The state Department of Transportation and the Federal Highway Administration, which oversee the grants, “both have an enormous amount of money invested in this,” Tenke said, referring to the city’s plan to establish permanent ferry service between Glen Cove and Manhattan. “They both want to see this be successful.”
The city applied for the grants in 2004, according to Ann Fangmann, executive director of the Glen Cove Community Development Agency. “We’re talking almost 15 years later,” she said. “Things change.”
The biggest change that has impacted the city’s ability to establish the service is the Garvies Point development. While it is under way, barges carrying construction materials could interfere with the ferry’s travel routes, Tenke said, and could pose a safety risk.
“They just want to be sure that [a ferry service] is actually going to happen,” said Deputy Mayor Maureen Basdavanos said of the DOT and the FHA. “That’s what we’ve wanted all along ourselves.” Basdavanos added that grant administrators were looking for tangible steps by the city to retain a ferry operator.
The city is creating an action plan, as well as a short- and long-term timeline to put it in motion.
Tenke said that ferry operators are looking for subsidies that would reduce their financial risk. Operators are concerned, he said, because there is no way to predict whether a sufficient number of Glen Cove commuters would use a ferry. New York City subsidizes almost all of the ferries that use its ports, Tenke explained, adding that he couldn’t imagine that a Glen Cove ferry could operate any differently.
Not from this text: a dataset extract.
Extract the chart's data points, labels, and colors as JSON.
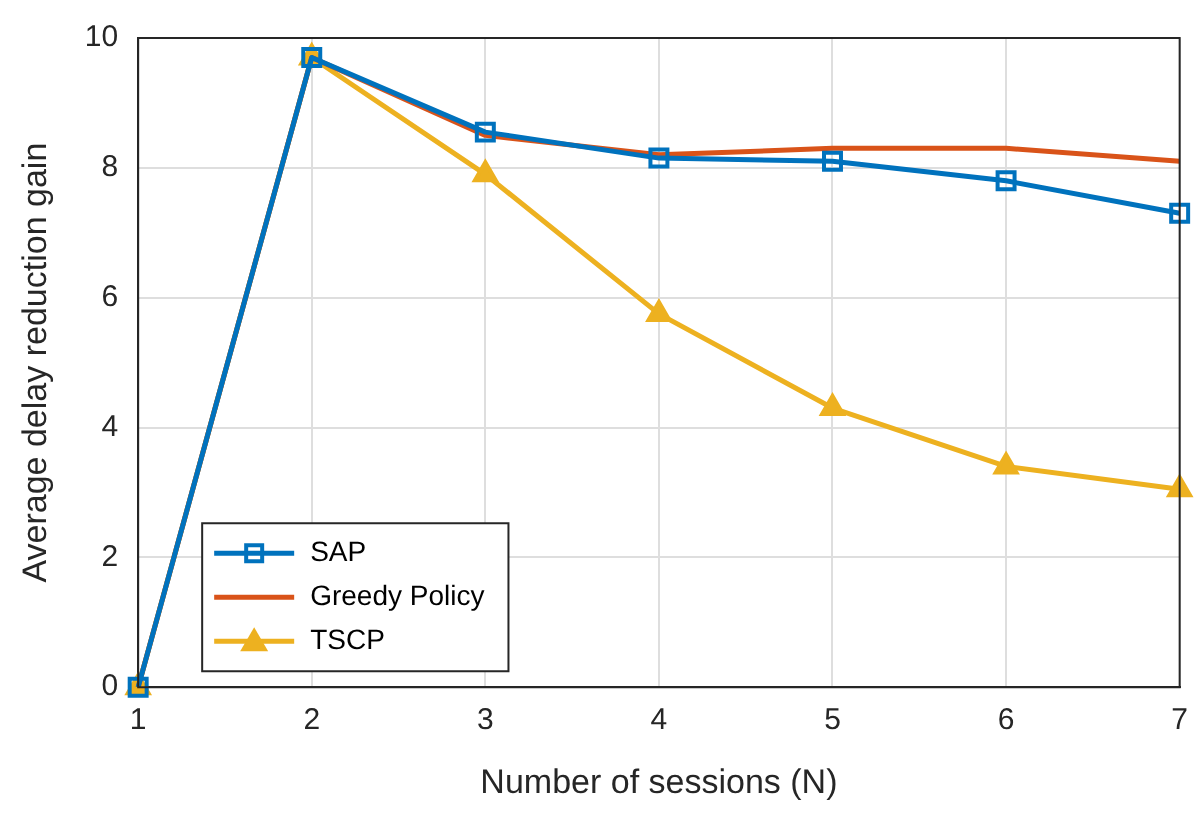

The real estate company behind the Garvies Point development, RXR Realty, has already offered up to $1 million in subsidies, according to Basdavanos. Officials at RXR — which features the ferry as a selling point on the website for the Garvies Point project — have told city officials that they hope that a ferry service within walking distance of the 1,110 condominiums and apartments they are planning to build will help attract New York City commuters to buy or rent. Once the project is complete and ferry service is up and running, Tenke said, he estimated that 50 percent of regular ferry riders would be Garvies Point residents.
City Councilman Kevin Maccarone said that the ride into Manhattan on the Long Island Rail Road is almost a half-hour longer for Glen Cove residents than it is for those in nearby communities, and the trains don’t run as frequently. “Having this ferry would greatly alleviate [our residents’ commute],” he said. “It’s a little quicker, it’s a nice view,” and for Garvies Point residents, the walk to the ferry terminal would take less than five minutes.
Maccarone said he was concerned that the low ridership for the ferry service last year, during the LIRR’s so-called “summer of hell,” may have dissuaded potential operators from bidding to provide the service. But, he noted, the Metropolitan Transportation Authority-run service offered only two morning and two evening trips, all four of which were about an hour too early for most commuters. “No one wants to get into the city at 7:45 a.m. and then sit around for an hour,” Maccarone said.
If there were more trips scheduled at more appropriate times, he said, he is confident that more residents would take advantage of the ferry. He also said that even though Glen Cove doesn’t have a reputation as a weekend destination, with more commercial development, a ferry service that offered off-peak — and especially weekend — trips could potentially bring New York City-dwellers out to the North Shore for recreation. “There’s an endless amount of opportunity,” Maccarone said.